Knowledge Graph

Ida B. Wells

1862 – 1931 · American
#journalism#civil-rights#african-american-thought#feminism#race

African American journalist, anti-lynching investigator, suffragist, and co-founder of the NAACP; one of the most consequential American journalists of the late 19th and early 20th centuries, and the central figure in the empirical documentation of lynching as a systematic American terror regime at the precise historical moment — the nadir of post-Reconstruction racial violence — when the federal government, the Southern states, and most of the Northern press had decided to look away. Born enslaved in Holly Springs, Mississippi, six months before the Emancipation Proclamation, orphaned at sixteen by yellow fever, and teaching school to support her younger siblings before she was out of her teens, Wells spent the rest of her life in a sustained refusal of the racial and gendered order her country had assigned her.
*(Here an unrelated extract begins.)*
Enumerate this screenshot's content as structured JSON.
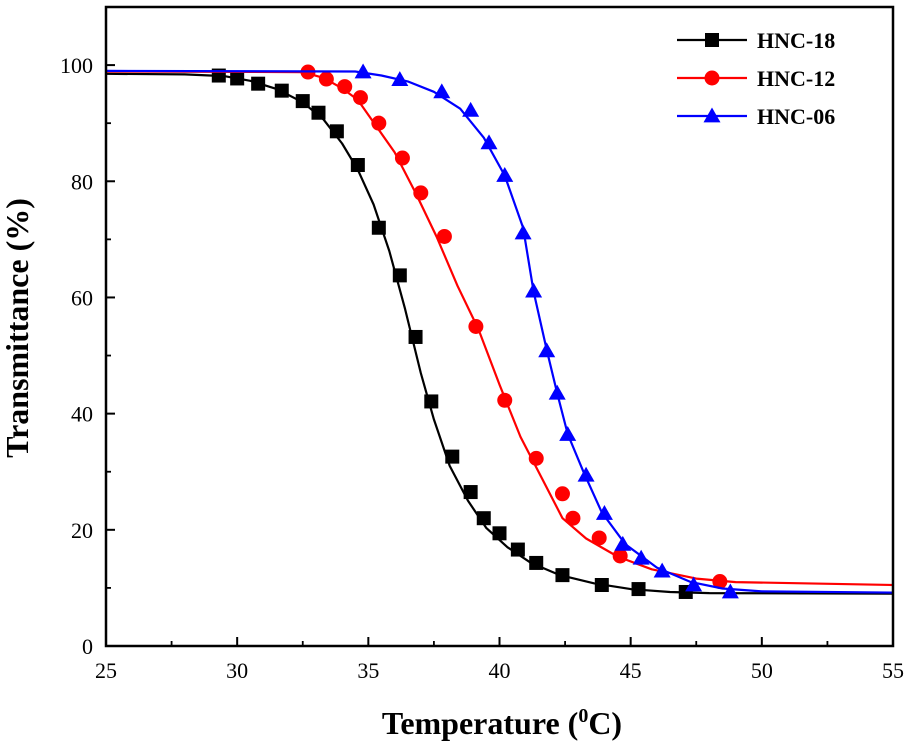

In 1892, three of her friends — Black grocers in Memphis whose store had competed successfully with a white-owned grocery nearby — were taken from the city jail and murdered by a white mob. Wells, then editor of the Memphis Free Speech, responded by investigating the case in detail and then expanding the investigation: Southern Horrors: Lynch Law in All Its Phases (1892), A Red Record (1895), and Mob Rule in New Orleans (1900) collected, documented, and cross-referenced hundreds of lynchings, demonstrating with statistical care what the Southern white press had systematically denied — that the overwhelming majority of lynchings had nothing to do with the alleged sexual offenses Southern apologetics invoked, that most of the charges were pretextual or fabricated, and that lynching operated as a mechanism of economic terror and political control directed against Black success and Black political participation. Her Memphis press was destroyed; she continued the work from Chicago and from speaking tours of Britain that made the American lynching regime an international embarrassment.

Wells co-founded the NAACP in 1909 (though she was later marginalized within it by the more accommodationist leadership), organized Black women's suffrage clubs, ran for the Illinois state senate in 1930, and, despite being pushed out of many of the organizations she helped to build, kept working until her death. The long-delayed recognition arrived in 2020, when she was awarded the Pulitzer Prize posthumously for "her outstanding and courageous reporting on the horrific and vicious violence against African Americans during the era of lynching." Bryan Stevenson's National Memorial for Peace and Justice, which memorializes the more than 4,400 lynchings between 1877 and 1950, rests on the documentary foundation Wells laid more than a century before.